Moreover, although the individualized treatment effect model is promising, prospective clinical trials are warranted to validate its utility in guiding invasive strategy decisions and improving patient-centered outcomes. Potential limitations include residual confounding inherent to observational registry data and the challenge of capturing dynamic clinical changes over time.
Conclusion
The updated and externally validated GRACE 3.0 scoring system offers clinicians a practical, evidence-based tool to enhance risk assessment and personalize management strategies in patients with NSTE-ACS. By accurately predicting both short- and long-term mortality and stratifying patients according to anticipated benefit from early invasive treatment, these models pave the way for precision cardiology approaches. Future research opportunities include prospective trials testing individualized treatment algorithms and integration into clinical decision support systems for broader implementation.
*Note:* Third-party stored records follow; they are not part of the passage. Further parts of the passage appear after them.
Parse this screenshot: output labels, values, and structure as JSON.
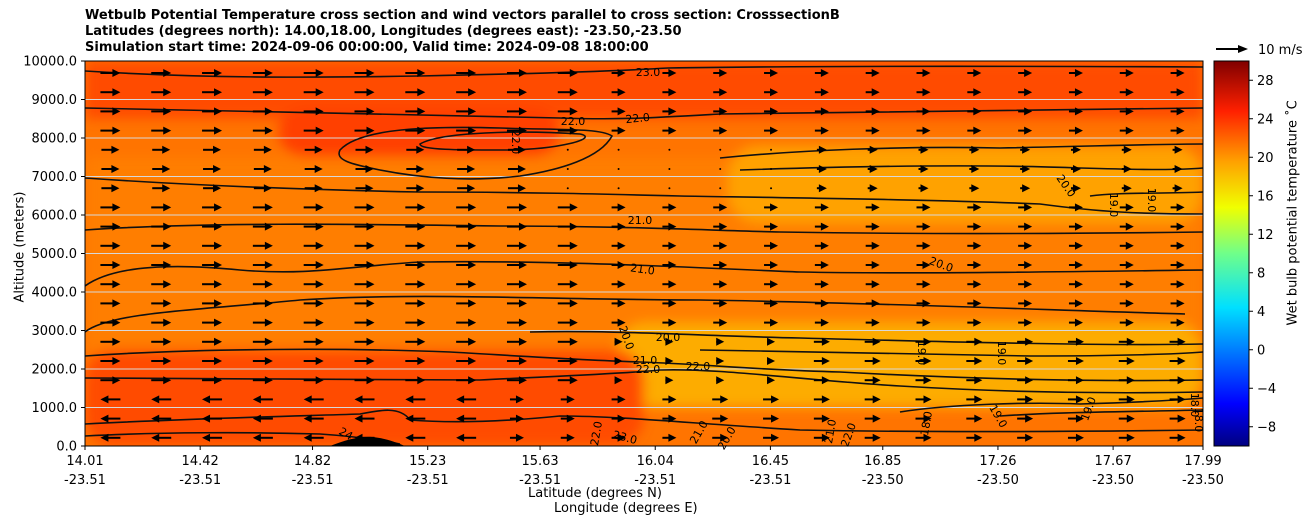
{
  "chart_data": {
    "type": "heatmap",
    "title_lines": [
      "Wetbulb Potential Temperature cross section and wind vectors parallel to cross section: CrosssectionB",
      "Latitudes (degrees north): 14.00,18.00, Longitudes (degrees east): -23.50,-23.50",
      "Simulation start time: 2024-09-06 00:00:00, Valid time: 2024-09-08 18:00:00"
    ],
    "ylabel": "Altitude (meters)",
    "xlabel_lat": "Latitude (degrees N)",
    "xlabel_lon": "Longitude (degrees E)",
    "ylim": [
      0,
      10000
    ],
    "yticks": [
      "0.0",
      "1000.0",
      "2000.0",
      "3000.0",
      "4000.0",
      "5000.0",
      "6000.0",
      "7000.0",
      "8000.0",
      "9000.0",
      "10000.0"
    ],
    "xlim": [
      14.01,
      17.99
    ],
    "xticks": [
      {
        "lat": "14.01",
        "lon": "-23.51",
        "pos": 14.01
      },
      {
        "lat": "14.42",
        "lon": "-23.51",
        "pos": 14.42
      },
      {
        "lat": "14.82",
        "lon": "-23.51",
        "pos": 14.82
      },
      {
        "lat": "15.23",
        "lon": "-23.51",
        "pos": 15.23
      },
      {
        "lat": "15.63",
        "lon": "-23.51",
        "pos": 15.63
      },
      {
        "lat": "16.04",
        "lon": "-23.51",
        "pos": 16.04
      },
      {
        "lat": "16.45",
        "lon": "-23.51",
        "pos": 16.45
      },
      {
        "lat": "16.85",
        "lon": "-23.50",
        "pos": 16.85
      },
      {
        "lat": "17.26",
        "lon": "-23.50",
        "pos": 17.26
      },
      {
        "lat": "17.67",
        "lon": "-23.50",
        "pos": 17.67
      },
      {
        "lat": "17.99",
        "lon": "-23.50",
        "pos": 17.99
      }
    ],
    "colorbar": {
      "label": "Wet bulb potential temperature ˚C",
      "min": -10,
      "max": 30,
      "ticks": [
        "−8",
        "−4",
        "0",
        "4",
        "8",
        "12",
        "16",
        "20",
        "24",
        "28"
      ]
    },
    "wind_key": {
      "label": "10 m/s",
      "speed": 10
    },
    "contour_labels": [
      "23.0",
      "22.0",
      "22.0",
      "22.0",
      "21.0",
      "21.0",
      "20.0",
      "20.0",
      "20.0",
      "19.0",
      "19.0",
      "19.0",
      "19.0",
      "20.0",
      "21.0",
      "22.0",
      "22.0",
      "22.0",
      "23.0",
      "21.0",
      "20.0",
      "21.0",
      "22.0",
      "19.0",
      "18.0",
      "24",
      "19.0",
      "18.0",
      "18.0"
    ],
    "regions": [
      {
        "name": "upper-warm-band",
        "alt_range": [
          8500,
          10000
        ],
        "value": 23
      },
      {
        "name": "upper-left-core",
        "alt_range": [
          7500,
          8800
        ],
        "lat_range": [
          14.7,
          15.7
        ],
        "value": 23.5
      },
      {
        "name": "mid-layer",
        "alt_range": [
          2500,
          7500
        ],
        "value": 21
      },
      {
        "name": "north-cool-tongue",
        "alt_range": [
          5800,
          7800
        ],
        "lat_range": [
          16.3,
          17.99
        ],
        "value": 19.5
      },
      {
        "name": "lower-cool-tongue",
        "alt_range": [
          1000,
          3200
        ],
        "lat_range": [
          15.9,
          17.99
        ],
        "value": 19
      },
      {
        "name": "boundary-warm",
        "alt_range": [
          0,
          2500
        ],
        "lat_range": [
          14.01,
          16.0
        ],
        "value": 23
      },
      {
        "name": "terrain",
        "alt_range": [
          0,
          250
        ],
        "lat_range": [
          14.8,
          15.05
        ],
        "value": null
      }
    ]
  }
}
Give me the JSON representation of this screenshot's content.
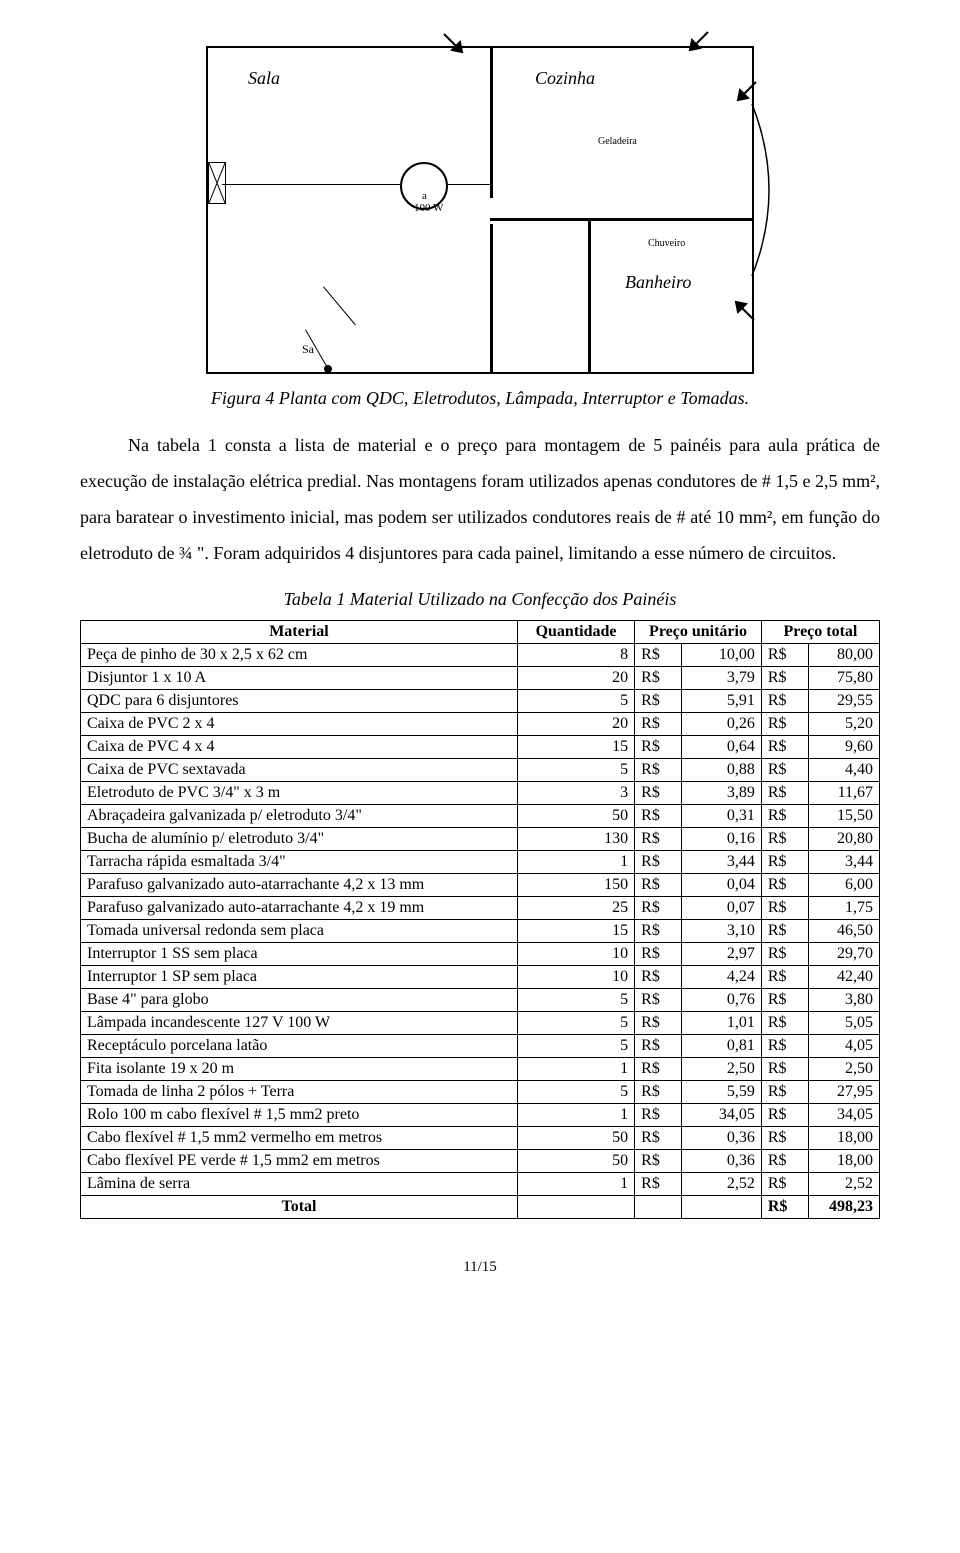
{
  "floorplan": {
    "rooms": {
      "sala": "Sala",
      "cozinha": "Cozinha",
      "banheiro": "Banheiro"
    },
    "labels": {
      "geladeira": "Geladeira",
      "chuveiro": "Chuveiro",
      "lamp_letter": "a",
      "lamp_watt": "100 W",
      "switch": "Sa"
    }
  },
  "figure_caption": "Figura 4 Planta com QDC, Eletrodutos, Lâmpada, Interruptor e Tomadas.",
  "paragraph": {
    "p1": "Na tabela 1 consta a lista de material e o preço para montagem de 5 painéis para aula prática de execução de instalação elétrica predial. Nas montagens foram utilizados apenas condutores de # 1,5 e 2,5 mm², para baratear o investimento inicial, mas podem ser utilizados condutores reais de # até 10 mm², em função do eletroduto de ¾ \". Foram adquiridos 4 disjuntores para cada painel, limitando a esse número de circuitos."
  },
  "table_caption": "Tabela 1 Material Utilizado na Confecção dos Painéis",
  "table": {
    "headers": {
      "material": "Material",
      "quantidade": "Quantidade",
      "preco_unit": "Preço unitário",
      "preco_total": "Preço total"
    },
    "currency": "R$",
    "rows": [
      {
        "name": "Peça de pinho de 30 x 2,5 x 62 cm",
        "qty": "8",
        "unit": "10,00",
        "total": "80,00"
      },
      {
        "name": "Disjuntor 1 x 10 A",
        "qty": "20",
        "unit": "3,79",
        "total": "75,80"
      },
      {
        "name": "QDC para 6 disjuntores",
        "qty": "5",
        "unit": "5,91",
        "total": "29,55"
      },
      {
        "name": "Caixa de PVC 2 x 4",
        "qty": "20",
        "unit": "0,26",
        "total": "5,20"
      },
      {
        "name": "Caixa de PVC 4 x 4",
        "qty": "15",
        "unit": "0,64",
        "total": "9,60"
      },
      {
        "name": "Caixa de PVC sextavada",
        "qty": "5",
        "unit": "0,88",
        "total": "4,40"
      },
      {
        "name": "Eletroduto de PVC 3/4\" x 3 m",
        "qty": "3",
        "unit": "3,89",
        "total": "11,67"
      },
      {
        "name": "Abraçadeira galvanizada p/ eletroduto 3/4\"",
        "qty": "50",
        "unit": "0,31",
        "total": "15,50"
      },
      {
        "name": "Bucha de alumínio p/ eletroduto 3/4\"",
        "qty": "130",
        "unit": "0,16",
        "total": "20,80"
      },
      {
        "name": "Tarracha rápida esmaltada 3/4\"",
        "qty": "1",
        "unit": "3,44",
        "total": "3,44"
      },
      {
        "name": "Parafuso galvanizado auto-atarrachante 4,2 x 13 mm",
        "qty": "150",
        "unit": "0,04",
        "total": "6,00"
      },
      {
        "name": "Parafuso galvanizado auto-atarrachante 4,2 x 19 mm",
        "qty": "25",
        "unit": "0,07",
        "total": "1,75"
      },
      {
        "name": "Tomada universal redonda sem placa",
        "qty": "15",
        "unit": "3,10",
        "total": "46,50"
      },
      {
        "name": "Interruptor 1 SS sem placa",
        "qty": "10",
        "unit": "2,97",
        "total": "29,70"
      },
      {
        "name": "Interruptor 1 SP sem placa",
        "qty": "10",
        "unit": "4,24",
        "total": "42,40"
      },
      {
        "name": "Base 4\" para globo",
        "qty": "5",
        "unit": "0,76",
        "total": "3,80"
      },
      {
        "name": "Lâmpada incandescente 127 V 100 W",
        "qty": "5",
        "unit": "1,01",
        "total": "5,05"
      },
      {
        "name": "Receptáculo porcelana latão",
        "qty": "5",
        "unit": "0,81",
        "total": "4,05"
      },
      {
        "name": "Fita isolante 19 x 20 m",
        "qty": "1",
        "unit": "2,50",
        "total": "2,50"
      },
      {
        "name": "Tomada de linha 2 pólos + Terra",
        "qty": "5",
        "unit": "5,59",
        "total": "27,95"
      },
      {
        "name": "Rolo 100 m cabo flexível # 1,5 mm2 preto",
        "qty": "1",
        "unit": "34,05",
        "total": "34,05"
      },
      {
        "name": "Cabo flexível # 1,5 mm2 vermelho em metros",
        "qty": "50",
        "unit": "0,36",
        "total": "18,00"
      },
      {
        "name": "Cabo flexível PE verde # 1,5 mm2 em metros",
        "qty": "50",
        "unit": "0,36",
        "total": "18,00"
      },
      {
        "name": "Lâmina de serra",
        "qty": "1",
        "unit": "2,52",
        "total": "2,52"
      }
    ],
    "total_label": "Total",
    "total_value": "498,23"
  },
  "page_number": "11/15"
}
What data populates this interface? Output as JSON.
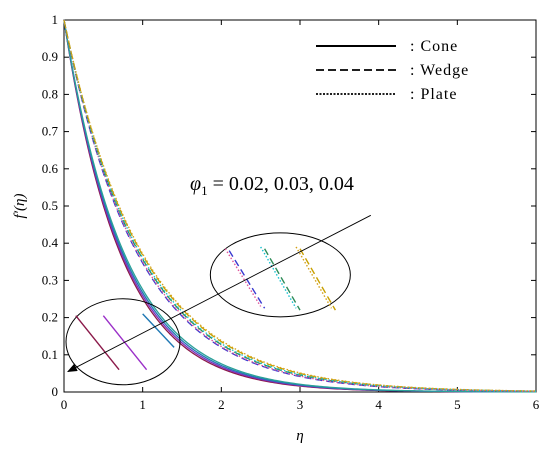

Funding and Clinical Trial Registration
This study was supported by the Swiss Heart Foundation, University of Zurich Foundation, Kurt and Senta Herrmann Foundation, Theodor and Ida Herzog-Egli Foundation, and Foundation for Cardiovascular Research-Zurich Heart House. Data from the Danish VERDICT trial were utilized for treatment effect modeling.
Reference
Wenzl FA, Kofoed KF, Simonsson M, Ambler G, van der Sangen NMR, Lampa E, Bruno F, de Belder MA, Hlasensky J, Mueller-Hennessen M, Smolle MA, Wang P, Henriques JPS, Kikkert WJ, Kelbæk H, Bouček L, Raposeiras-Roubín S, Abu-Assi E, Azzahhafi J, Velders MA, Stellos K, Engstrøm T, Chan Pin Yin DRPP, Weston C, Adlam D, Rickli H, Giannitsis E, Radovanovic D, Parenica J, Antoniades CA, Fox KAA, D’Ascenzo F, Ten Berg JM, Køber LV, James S, Deanfield J, Lüscher TF. Extension of the GRACE score for non-ST-elevation acute coronary syndrome: a development and validation study in ten countries. Lancet Digit Health. 2025 Oct 16:100907. doi: 10.1016/j.landig.2025.100907. Epub ahead of print. PMID: 41107201.